'Save us': Boy's desperate call from doomed S. Korean ferry reveals horror

by mymazaa.com

A boy's desperate call from aboard a doomed South Korean ferry captured the horror on the ship as it sank in the Yellow Sea last Wednesday, killing at least 104 and leaving hundreds more missing.

"Save us! We're on a ship and I think it's sinking," Yonhap news agency quoted the boy, who is among the hundreds missing, as saying. His phone call to emergency dispatchers, believed to be the first made from the ship, was initially routed to fire officials before being patched through to the coast guard some two minutes later.

Word of the plaintive call came as investigators said their earlier conclusion that the sunken ferry had made a sharp turn shortly before the disaster was incorrect, and that the vessel changed course much more gradually.

The fire service official asked him to switch the phone to the captain, and the boy reportedly responded, "Do you mean teacher?" The pronunciation of the words for "captain" and "teacher" is similar in Korean, according to Reuters.

The boy's frantic call was followed by about 20 other calls from children on board the ship to the emergency number, the fire service officer said. The boy who made the first call is among the missing, according to the report.

About 250 of the more than 300 missing or dead are students from a single high school, in Ansan near Seoul, who were on their way to the southern tourist island of Jeju.

While data from the ferry, named Sewol, initially indicated the ship made a J-shaped turn before listing heavily and ultimately sinking, a ministry of ocean and fisheries official said Tuesday the data had been incomplete and that the true path of the ship became clear when the data was fully restored.

On Tuesday, dozens of police officers in neon green jackets formed a cordon around the dock of Jindo island as bodies pulled from the sea were brought in. Since divers found a way over the weekend to enter the submerged ferry, the death count has shot up.

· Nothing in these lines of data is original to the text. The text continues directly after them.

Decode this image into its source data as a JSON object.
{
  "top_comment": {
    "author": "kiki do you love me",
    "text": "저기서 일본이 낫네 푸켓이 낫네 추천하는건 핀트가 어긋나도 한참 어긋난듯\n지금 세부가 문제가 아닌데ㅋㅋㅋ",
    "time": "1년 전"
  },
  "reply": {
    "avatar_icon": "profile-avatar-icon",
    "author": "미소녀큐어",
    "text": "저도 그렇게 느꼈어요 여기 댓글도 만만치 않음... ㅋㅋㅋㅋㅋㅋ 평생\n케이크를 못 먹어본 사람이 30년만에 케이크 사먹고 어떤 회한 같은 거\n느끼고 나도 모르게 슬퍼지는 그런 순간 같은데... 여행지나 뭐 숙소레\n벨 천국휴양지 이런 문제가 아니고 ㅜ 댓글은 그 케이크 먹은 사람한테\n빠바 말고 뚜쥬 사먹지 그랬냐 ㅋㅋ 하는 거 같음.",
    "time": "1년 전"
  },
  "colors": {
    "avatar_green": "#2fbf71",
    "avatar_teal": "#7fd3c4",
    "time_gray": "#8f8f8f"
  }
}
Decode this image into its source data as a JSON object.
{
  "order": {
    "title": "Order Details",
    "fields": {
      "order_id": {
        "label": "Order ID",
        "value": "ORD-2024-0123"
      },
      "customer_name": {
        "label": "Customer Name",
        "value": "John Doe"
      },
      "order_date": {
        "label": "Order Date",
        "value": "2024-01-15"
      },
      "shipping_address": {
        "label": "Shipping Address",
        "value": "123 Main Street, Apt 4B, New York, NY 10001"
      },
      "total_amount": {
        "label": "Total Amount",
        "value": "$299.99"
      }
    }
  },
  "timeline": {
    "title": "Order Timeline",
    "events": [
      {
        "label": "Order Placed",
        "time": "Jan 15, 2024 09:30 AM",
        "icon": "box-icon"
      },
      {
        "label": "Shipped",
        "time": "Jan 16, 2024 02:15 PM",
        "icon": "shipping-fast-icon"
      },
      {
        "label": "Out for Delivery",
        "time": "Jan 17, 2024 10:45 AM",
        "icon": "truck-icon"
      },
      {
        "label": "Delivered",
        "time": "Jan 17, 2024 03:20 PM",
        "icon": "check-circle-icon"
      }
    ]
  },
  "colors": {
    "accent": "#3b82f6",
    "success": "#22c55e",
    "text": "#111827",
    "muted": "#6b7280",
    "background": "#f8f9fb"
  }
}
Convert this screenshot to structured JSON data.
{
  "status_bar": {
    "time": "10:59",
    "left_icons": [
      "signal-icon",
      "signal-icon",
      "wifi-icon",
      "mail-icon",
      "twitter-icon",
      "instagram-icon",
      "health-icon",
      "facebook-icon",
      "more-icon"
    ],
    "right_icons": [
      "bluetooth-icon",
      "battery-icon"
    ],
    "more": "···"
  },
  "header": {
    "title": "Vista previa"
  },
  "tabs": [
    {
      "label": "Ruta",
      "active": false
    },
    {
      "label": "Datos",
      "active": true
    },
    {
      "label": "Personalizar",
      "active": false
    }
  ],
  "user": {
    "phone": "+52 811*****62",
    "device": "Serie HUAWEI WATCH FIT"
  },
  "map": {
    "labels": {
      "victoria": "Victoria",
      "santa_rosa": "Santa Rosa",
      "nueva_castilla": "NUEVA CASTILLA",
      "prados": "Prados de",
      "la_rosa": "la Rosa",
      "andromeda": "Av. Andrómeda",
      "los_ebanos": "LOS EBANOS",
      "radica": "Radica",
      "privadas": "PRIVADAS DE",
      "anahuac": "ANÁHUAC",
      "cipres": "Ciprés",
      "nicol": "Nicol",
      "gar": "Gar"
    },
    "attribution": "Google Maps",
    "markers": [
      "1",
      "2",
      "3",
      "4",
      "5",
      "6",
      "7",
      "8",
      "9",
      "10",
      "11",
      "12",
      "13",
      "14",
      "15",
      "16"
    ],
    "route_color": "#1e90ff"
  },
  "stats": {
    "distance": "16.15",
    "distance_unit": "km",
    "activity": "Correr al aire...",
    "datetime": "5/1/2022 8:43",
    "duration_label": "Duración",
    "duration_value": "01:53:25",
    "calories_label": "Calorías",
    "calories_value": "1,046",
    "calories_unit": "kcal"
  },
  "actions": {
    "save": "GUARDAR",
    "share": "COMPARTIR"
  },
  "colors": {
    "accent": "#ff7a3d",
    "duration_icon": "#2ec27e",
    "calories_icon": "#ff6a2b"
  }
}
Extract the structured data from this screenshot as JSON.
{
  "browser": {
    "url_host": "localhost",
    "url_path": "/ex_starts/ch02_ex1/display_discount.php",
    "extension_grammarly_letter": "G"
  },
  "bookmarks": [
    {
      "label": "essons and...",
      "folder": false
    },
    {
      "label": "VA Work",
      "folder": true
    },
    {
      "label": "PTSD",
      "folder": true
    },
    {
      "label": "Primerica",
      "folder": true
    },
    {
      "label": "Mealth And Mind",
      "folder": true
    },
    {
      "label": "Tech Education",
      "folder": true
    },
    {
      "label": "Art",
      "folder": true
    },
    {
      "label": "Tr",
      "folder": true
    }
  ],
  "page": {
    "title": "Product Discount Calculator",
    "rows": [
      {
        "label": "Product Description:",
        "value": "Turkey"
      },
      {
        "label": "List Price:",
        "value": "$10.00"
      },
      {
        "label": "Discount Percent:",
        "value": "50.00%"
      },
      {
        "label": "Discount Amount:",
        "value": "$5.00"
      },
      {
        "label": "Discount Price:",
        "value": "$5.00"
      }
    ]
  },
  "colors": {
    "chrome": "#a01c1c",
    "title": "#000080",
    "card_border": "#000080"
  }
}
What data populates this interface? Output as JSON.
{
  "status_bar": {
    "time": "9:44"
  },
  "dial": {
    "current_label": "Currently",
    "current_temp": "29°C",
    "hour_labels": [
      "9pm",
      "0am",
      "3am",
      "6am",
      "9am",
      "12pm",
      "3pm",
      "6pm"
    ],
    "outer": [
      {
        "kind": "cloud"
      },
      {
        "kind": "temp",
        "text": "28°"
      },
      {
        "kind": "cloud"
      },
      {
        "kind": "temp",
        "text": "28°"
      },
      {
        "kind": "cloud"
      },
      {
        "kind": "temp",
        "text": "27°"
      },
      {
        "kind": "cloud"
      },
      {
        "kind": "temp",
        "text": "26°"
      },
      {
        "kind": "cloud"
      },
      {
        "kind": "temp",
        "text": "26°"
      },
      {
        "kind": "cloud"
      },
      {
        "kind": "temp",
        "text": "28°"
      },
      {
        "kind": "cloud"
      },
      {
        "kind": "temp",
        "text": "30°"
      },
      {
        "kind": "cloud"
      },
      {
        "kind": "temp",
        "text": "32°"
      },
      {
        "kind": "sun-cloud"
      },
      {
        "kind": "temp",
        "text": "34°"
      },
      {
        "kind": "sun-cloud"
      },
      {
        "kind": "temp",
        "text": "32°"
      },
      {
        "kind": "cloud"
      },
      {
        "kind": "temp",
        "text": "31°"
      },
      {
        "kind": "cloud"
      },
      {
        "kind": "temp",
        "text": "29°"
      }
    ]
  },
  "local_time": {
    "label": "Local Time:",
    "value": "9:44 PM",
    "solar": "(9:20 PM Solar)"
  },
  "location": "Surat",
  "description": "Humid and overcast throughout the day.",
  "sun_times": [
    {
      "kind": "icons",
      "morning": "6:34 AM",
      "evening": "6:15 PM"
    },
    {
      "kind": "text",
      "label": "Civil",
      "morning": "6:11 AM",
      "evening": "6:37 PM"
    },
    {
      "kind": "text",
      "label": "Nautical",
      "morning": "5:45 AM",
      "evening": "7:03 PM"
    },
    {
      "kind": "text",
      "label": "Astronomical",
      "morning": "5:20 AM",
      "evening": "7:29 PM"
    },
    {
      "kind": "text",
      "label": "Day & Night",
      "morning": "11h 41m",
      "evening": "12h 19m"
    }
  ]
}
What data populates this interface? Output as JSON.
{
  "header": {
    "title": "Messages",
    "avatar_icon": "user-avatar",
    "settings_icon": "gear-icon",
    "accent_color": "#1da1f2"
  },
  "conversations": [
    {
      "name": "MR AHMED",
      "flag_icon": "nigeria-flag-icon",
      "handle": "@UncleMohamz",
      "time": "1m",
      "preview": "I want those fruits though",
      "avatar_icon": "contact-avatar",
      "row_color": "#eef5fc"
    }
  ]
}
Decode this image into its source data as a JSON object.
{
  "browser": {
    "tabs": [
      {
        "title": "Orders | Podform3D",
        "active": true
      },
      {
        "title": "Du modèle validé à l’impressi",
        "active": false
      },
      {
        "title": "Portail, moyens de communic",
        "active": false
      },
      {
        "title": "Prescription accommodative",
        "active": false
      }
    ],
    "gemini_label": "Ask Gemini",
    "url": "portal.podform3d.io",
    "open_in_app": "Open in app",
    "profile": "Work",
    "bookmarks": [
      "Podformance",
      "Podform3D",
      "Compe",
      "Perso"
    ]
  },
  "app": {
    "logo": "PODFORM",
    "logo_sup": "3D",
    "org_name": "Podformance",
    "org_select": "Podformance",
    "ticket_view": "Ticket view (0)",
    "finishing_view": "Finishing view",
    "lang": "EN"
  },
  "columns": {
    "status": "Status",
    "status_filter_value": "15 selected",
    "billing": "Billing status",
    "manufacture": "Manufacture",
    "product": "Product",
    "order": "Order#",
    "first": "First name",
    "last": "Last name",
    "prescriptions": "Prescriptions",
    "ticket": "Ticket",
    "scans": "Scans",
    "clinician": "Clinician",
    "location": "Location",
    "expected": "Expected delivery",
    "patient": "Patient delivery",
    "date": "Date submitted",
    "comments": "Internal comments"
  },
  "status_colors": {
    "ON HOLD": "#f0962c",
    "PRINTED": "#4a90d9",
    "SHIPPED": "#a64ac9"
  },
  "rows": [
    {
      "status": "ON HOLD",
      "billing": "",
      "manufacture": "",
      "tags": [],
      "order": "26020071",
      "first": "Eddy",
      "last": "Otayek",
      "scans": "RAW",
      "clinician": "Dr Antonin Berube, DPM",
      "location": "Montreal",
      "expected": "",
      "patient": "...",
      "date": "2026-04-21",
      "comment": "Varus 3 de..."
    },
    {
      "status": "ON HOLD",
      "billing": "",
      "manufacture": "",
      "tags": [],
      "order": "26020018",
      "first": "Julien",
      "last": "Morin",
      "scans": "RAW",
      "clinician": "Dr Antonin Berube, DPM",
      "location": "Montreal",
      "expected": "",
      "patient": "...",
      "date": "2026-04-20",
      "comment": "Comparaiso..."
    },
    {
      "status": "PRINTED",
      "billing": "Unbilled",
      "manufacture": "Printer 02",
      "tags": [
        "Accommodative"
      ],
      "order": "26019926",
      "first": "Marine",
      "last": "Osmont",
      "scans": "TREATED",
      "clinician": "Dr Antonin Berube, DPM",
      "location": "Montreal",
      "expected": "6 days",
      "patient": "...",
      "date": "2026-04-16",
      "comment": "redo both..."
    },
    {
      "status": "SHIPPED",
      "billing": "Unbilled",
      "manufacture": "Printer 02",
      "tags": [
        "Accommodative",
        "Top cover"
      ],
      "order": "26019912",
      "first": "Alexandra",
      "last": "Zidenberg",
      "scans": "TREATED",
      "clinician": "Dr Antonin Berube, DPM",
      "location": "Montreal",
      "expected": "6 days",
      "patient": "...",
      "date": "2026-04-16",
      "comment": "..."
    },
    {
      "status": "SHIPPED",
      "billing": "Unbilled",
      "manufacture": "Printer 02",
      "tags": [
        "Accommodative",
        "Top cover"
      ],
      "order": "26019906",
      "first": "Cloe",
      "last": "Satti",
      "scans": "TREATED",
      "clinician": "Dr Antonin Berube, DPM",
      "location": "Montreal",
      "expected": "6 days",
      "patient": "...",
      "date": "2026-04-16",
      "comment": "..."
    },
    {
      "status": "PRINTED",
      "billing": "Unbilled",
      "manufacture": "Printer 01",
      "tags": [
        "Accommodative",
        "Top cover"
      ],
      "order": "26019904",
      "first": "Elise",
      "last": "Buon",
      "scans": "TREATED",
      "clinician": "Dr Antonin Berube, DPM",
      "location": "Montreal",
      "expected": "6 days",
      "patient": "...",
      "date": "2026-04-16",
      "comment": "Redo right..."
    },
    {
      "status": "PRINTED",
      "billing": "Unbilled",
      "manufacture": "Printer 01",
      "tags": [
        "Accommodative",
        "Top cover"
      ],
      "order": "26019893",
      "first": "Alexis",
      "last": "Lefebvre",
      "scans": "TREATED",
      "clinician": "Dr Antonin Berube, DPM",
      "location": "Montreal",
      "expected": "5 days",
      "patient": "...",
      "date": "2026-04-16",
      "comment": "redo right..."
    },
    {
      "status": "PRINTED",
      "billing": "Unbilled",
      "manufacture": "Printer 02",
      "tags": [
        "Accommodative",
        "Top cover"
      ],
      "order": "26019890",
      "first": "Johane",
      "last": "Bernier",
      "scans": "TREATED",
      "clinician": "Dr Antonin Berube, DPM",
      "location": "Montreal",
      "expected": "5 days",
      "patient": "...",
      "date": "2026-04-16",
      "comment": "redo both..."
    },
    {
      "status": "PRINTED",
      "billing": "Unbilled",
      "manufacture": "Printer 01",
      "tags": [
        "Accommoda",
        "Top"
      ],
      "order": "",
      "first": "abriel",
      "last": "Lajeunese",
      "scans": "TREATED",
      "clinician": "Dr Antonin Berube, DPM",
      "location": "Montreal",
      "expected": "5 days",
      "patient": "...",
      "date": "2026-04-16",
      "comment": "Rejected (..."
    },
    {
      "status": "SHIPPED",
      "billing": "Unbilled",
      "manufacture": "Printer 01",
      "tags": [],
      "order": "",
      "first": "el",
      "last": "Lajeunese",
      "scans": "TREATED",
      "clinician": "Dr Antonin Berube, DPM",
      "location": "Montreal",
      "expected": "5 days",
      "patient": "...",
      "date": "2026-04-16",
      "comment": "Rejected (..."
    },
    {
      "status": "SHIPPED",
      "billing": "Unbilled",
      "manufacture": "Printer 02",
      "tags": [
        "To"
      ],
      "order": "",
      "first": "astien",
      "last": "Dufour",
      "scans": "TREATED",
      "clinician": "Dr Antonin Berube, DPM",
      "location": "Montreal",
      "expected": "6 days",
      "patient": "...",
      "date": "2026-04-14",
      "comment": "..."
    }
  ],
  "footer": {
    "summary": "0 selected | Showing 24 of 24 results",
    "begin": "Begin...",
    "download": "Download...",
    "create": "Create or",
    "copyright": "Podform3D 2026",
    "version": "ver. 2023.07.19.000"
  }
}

Officials said Tuesday that confirmed fatalities had reached 104, with nearly 200 people still missing. If a body lacks identification, details such as height, hair length and clothing are posted on a white signboard for families waiting on the island for news.

The ship's captain, Lee Joon-seok, and two crew members have been arrested on suspicion of negligence and abandoning people in need. Prosecutors detained six other crew members -- four on Monday and two on Tuesday -- but have yet to obtain arrest warrants for them.

Bodies are being identified visually, but family members have been providing DNA samples in case decomposition makes that impossible.

The bodies are then driven in ambulances to two tents: one for men and boys, the other for women and girls. Families listen quietly outside as an official briefs them, then line up and file in. Only relatives are allowed inside.

This heartbreak awaits many families of those still missing from the submerged ferry Sewol, or at least those whose relatives' bodies are ultimately recovered. Families who once dreamed of miraculous rescues now simply hope their loved ones' remains are recovered soon, before the ocean does much more damage.

"At first, I was just very sad, but now it's like an endless wait," said Woo Dong-suk, a construction worker and uncle of one of the students. "It's been too long already. The bodies must be decayed. The parents' only wish right now is to find the bodies before they are badly decomposed."

In Ansan, funerals were held for more than 10 of the teens Tuesday, and education officials were building a temporary memorial that they expected to complete by Wednesday.

At the city education office, parents issued a letter pleading for more government help in the rescue, and condemning its response so far. The letter also criticized media for reporting false rumors, and for doggedly pursuing interviews with surviving children.

"The children say that when they look at the window, sudden fear of water seizes them. What the children need is utmost stability," said Jang Dong-won, father of a rescued female student.

The families, and South Koreans more broadly, have at times responded with fury. The captain initially told passengers to stay in their rooms and waited more than half an hour to issue an evacuation order as the Sewol sank. By then, the ship had tilted so much it is believed that many passengers were trapped inside.

At a Cabinet briefing Monday, President Park Geun-hye said, "What the captain and part of the crew did is unfathomable from the viewpoint of common sense. Unforgivable, murderous behavior." The comments were posted online by the presidential Blue House.

Lee, 68, has said he waited to issue an evacuation order because the current was strong, the water was cold and passengers could have drifted away before help arrived. But maritime experts said he could have ordered passengers to the deck -- where they would have had a greater chance of survival -- without telling them to abandon ship.

A transcript of ship-to-shore communications released Sunday revealed a ship that was crippled with indecision. A crew member asked repeatedly whether passengers would be rescued after abandoning ship even as the ferry tilted so sharply that it became impossible to escape.

Emergency task force spokesman Koh Myung-seok said bodies have mostly been found on the third and fourth floor of the ferries, where many passengers seemed to have gathered. Many students were also housed in cabins on the fourth floor, near the stern of the ship, Koh said.